Cy Twombly
Von geöffneten, geschlossenen und gekritzelten Fenstern
„Wie hältst Du es mit dem Fenster?“ So lautet eine der Kernfragen der europäischen Malereigeschichte, die sich auch Cy Twombly (1928–2011) gestellt hat.
Seit 1957 taucht das Motiv des Fensters in Cy Twomblys Werken immer wieder auf. Anlässlich der ersten Präsentation des Gemäldes „Untitled (Munich)“ von 1964 im MGKSiegen kann seine Beschäftigung mit dem Fenstermotiv nun an einer wichtigen Werkgruppe aus der Sammlung Lambrecht-Schadeberg nachvollzogen werden.
1436 beschrieb der Maler und Kunsttheoretiker Leon Battista Alberti in Zentralperspektive gefertigte Gemälde erstmals als geöffnete Fenster. Seit dem 20. Jahrhundert wurde dieser Durchblick jedoch wieder in Frage gestellt; die undurchdringliche Flächigkeit des Bildes wurde als Kennzeichen von Fortschritt deklariert.
Cy Twombly greift das Motiv des Fensters wieder auf und setzt es gezielt ein. Bei „Leda and the Swan“ (1963) findet sich statt einer antiken Erzählung nur noch ein orgiastischer Farbwirbel. Das kleine Fenster erscheint wie ein Symbol für die nicht mehr erkennbare Erzählung. „Untitled (Munich)“ enthält gleich vier verschiedene Fenster. Sie wirken wie von den Farbschlieren in den unbestimmten Bildraum hinauskatapultiert, in den sie sich öffnen. Schließlich sind die Fenster in „Untitled (Rome)“ (1966) vielfach vermehrt und wie funktionslos hintereinander gestapelt. Die schwarze Bildtafel wirkt zunächst wie eine undurchdringliche Wand, die der Maler aber durch die unzähligen gemalten Fenster in einen erdachten Tiefenraum öffnet.
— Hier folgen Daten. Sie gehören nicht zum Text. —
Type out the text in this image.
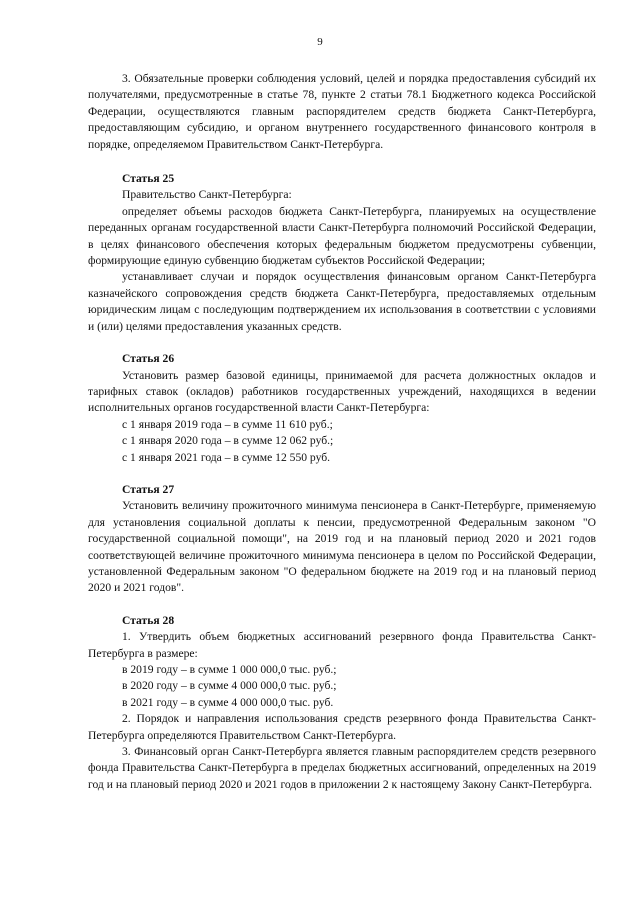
9

3. Обязательные проверки соблюдения условий, целей и порядка предоставления субсидий их получателями, предусмотренные в статье 78, пункте 2 статьи 78.1 Бюджетного кодекса Российской Федерации, осуществляются главным распорядителем средств бюджета Санкт-Петербурга, предоставляющим субсидию, и органом внутреннего государственного финансового контроля в порядке, определяемом Правительством Санкт-Петербурга.

Статья 25

Правительство Санкт-Петербурга:

определяет объемы расходов бюджета Санкт-Петербурга, планируемых на осуществление переданных органам государственной власти Санкт-Петербурга полномочий Российской Федерации, в целях финансового обеспечения которых федеральным бюджетом предусмотрены субвенции, формирующие единую субвенцию бюджетам субъектов Российской Федерации;

устанавливает случаи и порядок осуществления финансовым органом Санкт-Петербурга казначейского сопровождения средств бюджета Санкт-Петербурга, предоставляемых отдельным юридическим лицам с последующим подтверждением их использования в соответствии с условиями и (или) целями предоставления указанных средств.

Статья 26

Установить размер базовой единицы, принимаемой для расчета должностных окладов и тарифных ставок (окладов) работников государственных учреждений, находящихся в ведении исполнительных органов государственной власти Санкт-Петербурга:

с 1 января 2019 года – в сумме 11 610 руб.;

с 1 января 2020 года – в сумме 12 062 руб.;

с 1 января 2021 года – в сумме 12 550 руб.

Статья 27

Установить величину прожиточного минимума пенсионера в Санкт-Петербурге, применяемую для установления социальной доплаты к пенсии, предусмотренной Федеральным законом "О государственной социальной помощи", на 2019 год и на плановый период 2020 и 2021 годов соответствующей величине прожиточного минимума пенсионера в целом по Российской Федерации, установленной Федеральным законом "О федеральном бюджете на 2019 год и на плановый период 2020 и 2021 годов".

Статья 28

1. Утвердить объем бюджетных ассигнований резервного фонда Правительства Санкт-Петербурга в размере:

в 2019 году – в сумме 1 000 000,0 тыс. руб.;

в 2020 году – в сумме 4 000 000,0 тыс. руб.;

в 2021 году – в сумме 4 000 000,0 тыс. руб.

2. Порядок и направления использования средств резервного фонда Правительства Санкт-Петербурга определяются Правительством Санкт-Петербурга.

3. Финансовый орган Санкт-Петербурга является главным распорядителем средств резервного фонда Правительства Санкт-Петербурга в пределах бюджетных ассигнований, определенных на 2019 год и на плановый период 2020 и 2021 годов в приложении 2 к настоящему Закону Санкт-Петербурга.
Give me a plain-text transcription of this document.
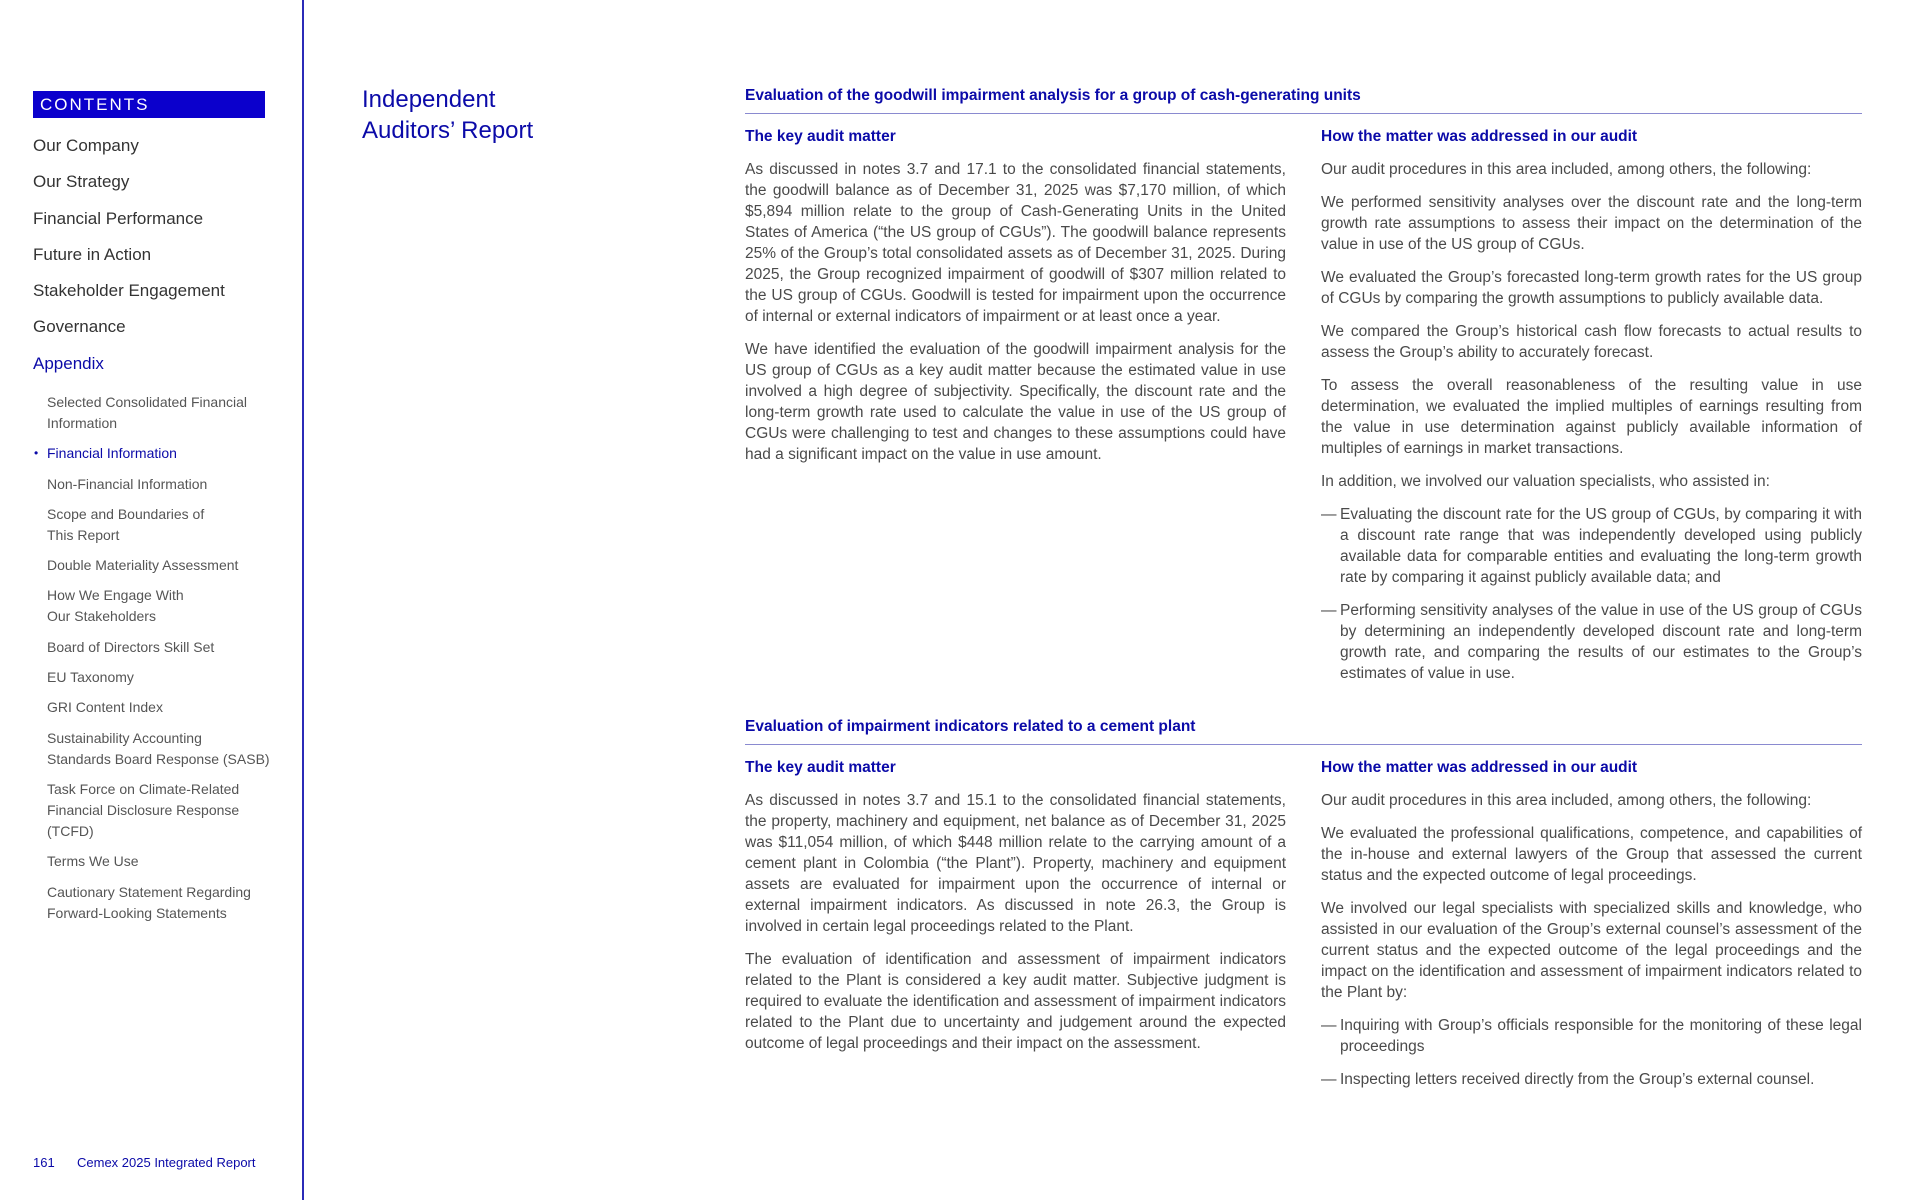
CONTENTS
Our Company
Our Strategy
Financial Performance
Future in Action
Stakeholder Engagement
Governance
Appendix
Selected Consolidated Financial
Information
• Financial Information
Non-Financial Information
Scope and Boundaries of
This Report
Double Materiality Assessment
How We Engage With
Our Stakeholders
Board of Directors Skill Set
EU Taxonomy
GRI Content Index
Sustainability Accounting
Standards Board Response (SASB)
Task Force on Climate-Related
Financial Disclosure Response
(TCFD)
Terms We Use
Cautionary Statement Regarding
Forward-Looking Statements
161 Cemex 2025 Integrated Report
Independent
Auditors’ Report
Evaluation of the goodwill impairment analysis for a group of cash-generating units
The key audit matter

As discussed in notes 3.7 and 17.1 to the consolidated financial statements, the goodwill balance as of December 31, 2025 was $7,170 million, of which $5,894 million relate to the group of Cash-Generating Units in the United States of America (“the US group of CGUs”). The goodwill balance represents 25% of the Group’s total consolidated assets as of December 31, 2025. During 2025, the Group recognized impairment of goodwill of $307 million related to the US group of CGUs. Goodwill is tested for impairment upon the occurrence of internal or external indicators of impairment or at least once a year.

We have identified the evaluation of the goodwill impairment analysis for the US group of CGUs as a key audit matter because the estimated value in use involved a high degree of subjectivity. Specifically, the discount rate and the long-term growth rate used to calculate the value in use of the US group of CGUs were challenging to test and changes to these assumptions could have had a significant impact on the value in use amount.

How the matter was addressed in our audit

Our audit procedures in this area included, among others, the following:

We performed sensitivity analyses over the discount rate and the long-term growth rate assumptions to assess their impact on the determination of the value in use of the US group of CGUs.

We evaluated the Group’s forecasted long-term growth rates for the US group of CGUs by comparing the growth assumptions to publicly available data.

We compared the Group’s historical cash flow forecasts to actual results to assess the Group’s ability to accurately forecast.

To assess the overall reasonableness of the resulting value in use determination, we evaluated the implied multiples of earnings resulting from the value in use determination against publicly available information of multiples of earnings in market transactions.

In addition, we involved our valuation specialists, who assisted in:

— Evaluating the discount rate for the US group of CGUs, by comparing it with a discount rate range that was independently developed using publicly available data for comparable entities and evaluating the long-term growth rate by comparing it against publicly available data; and

— Performing sensitivity analyses of the value in use of the US group of CGUs by determining an independently developed discount rate and long-term growth rate, and comparing the results of our estimates to the Group’s estimates of value in use.

Evaluation of impairment indicators related to a cement plant
The key audit matter

As discussed in notes 3.7 and 15.1 to the consolidated financial statements, the property, machinery and equipment, net balance as of December 31, 2025 was $11,054 million, of which $448 million relate to the carrying amount of a cement plant in Colombia (“the Plant”). Property, machinery and equipment assets are evaluated for impairment upon the occurrence of internal or external impairment indicators. As discussed in note 26.3, the Group is involved in certain legal proceedings related to the Plant.

The evaluation of identification and assessment of impairment indicators related to the Plant is considered a key audit matter. Subjective judgment is required to evaluate the identification and assessment of impairment indicators related to the Plant due to uncertainty and judgement around the expected outcome of legal proceedings and their impact on the assessment.

How the matter was addressed in our audit

Our audit procedures in this area included, among others, the following:

We evaluated the professional qualifications, competence, and capabilities of the in-house and external lawyers of the Group that assessed the current status and the expected outcome of legal proceedings.

We involved our legal specialists with specialized skills and knowledge, who assisted in our evaluation of the Group’s external counsel’s assessment of the current status and the expected outcome of the legal proceedings and the impact on the identification and assessment of impairment indicators related to the Plant by:

— Inquiring with Group’s officials responsible for the monitoring of these legal proceedings

— Inspecting letters received directly from the Group’s external counsel.
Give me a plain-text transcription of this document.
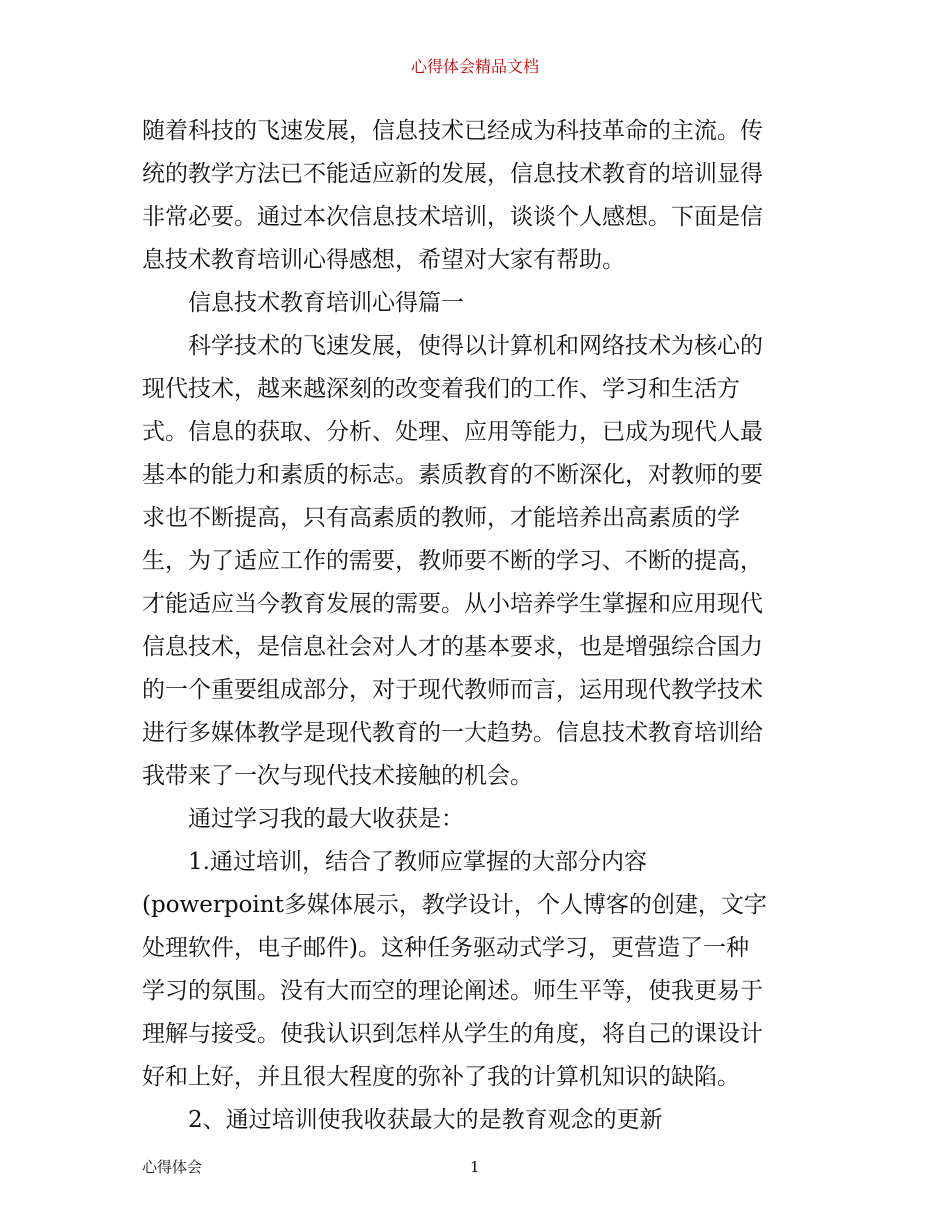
心得体会精品文档
随着科技的飞速发展，信息技术已经成为科技革命的主流。传
统的教学方法已不能适应新的发展，信息技术教育的培训显得
非常必要。通过本次信息技术培训，谈谈个人感想。下面是信
息技术教育培训心得感想，希望对大家有帮助。
信息技术教育培训心得篇一
科学技术的飞速发展，使得以计算机和网络技术为核心的
现代技术，越来越深刻的改变着我们的工作、学习和生活方
式。信息的获取、分析、处理、应用等能力，已成为现代人最
基本的能力和素质的标志。素质教育的不断深化，对教师的要
求也不断提高，只有高素质的教师，才能培养出高素质的学
生，为了适应工作的需要，教师要不断的学习、不断的提高，
才能适应当今教育发展的需要。从小培养学生掌握和应用现代
信息技术，是信息社会对人才的基本要求，也是增强综合国力
的一个重要组成部分，对于现代教师而言，运用现代教学技术
进行多媒体教学是现代教育的一大趋势。信息技术教育培训给
我带来了一次与现代技术接触的机会。
通过学习我的最大收获是：
1.通过培训，结合了教师应掌握的大部分内容
(powerpoint多媒体展示，教学设计，个人博客的创建，文字
处理软件，电子邮件)。这种任务驱动式学习，更营造了一种
学习的氛围。没有大而空的理论阐述。师生平等，使我更易于
理解与接受。使我认识到怎样从学生的角度，将自己的课设计
好和上好，并且很大程度的弥补了我的计算机知识的缺陷。
2、通过培训使我收获最大的是教育观念的更新
心得体会	1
Mit seinen Fenstern gibt Twombly keine eindeutige Antwort auf die Kernfrage der Malerei. Sie sind zu Zeichen geworden, die für das moderne Nachdenken über das Bildermachen stehen und dabei ebenso die lange Tradition dieser Überlegungen aufrufen.
Cy Twombly (1928–2011) wurde 1987 mit dem 8. Rubenspreis der Stadt Siegen ausgezeichnet. Der gebürtige US-Amerikaner lebte seit den 1960er Jahren in Rom und ist einer der Hauptvertreter der gestisch abstrakten Malerei seit 1950. Sein malerisches, grafisches, fotografisches und skulpturales Werk ist weltweit in wichtigen Museumssammlungen vertreten und wurde in zahlreichen Einzelausstellungen und Retrospektiven gezeigt. Die im MGKSiegen beheimatete Sammlung Lambrecht-Schadeberg umfasst Gemälde, Skulpturen und Fotografien von Twomblys New Yorker Frühwerk bis zu seinem in Italien geschaffenen Spätwerk.
Das neue Ausstellungsformats „Studiolo“ versteht sich als ein dynamischer Raum innerhalb der Sammlung des MGKSiegen. Hier werden zukünftig in regelmäßig wechselnden Ausstellungen einzelne Schwerpunkte und Werkgruppen der Sammlung Lambrecht-Schadeberg in den Fokus genommen.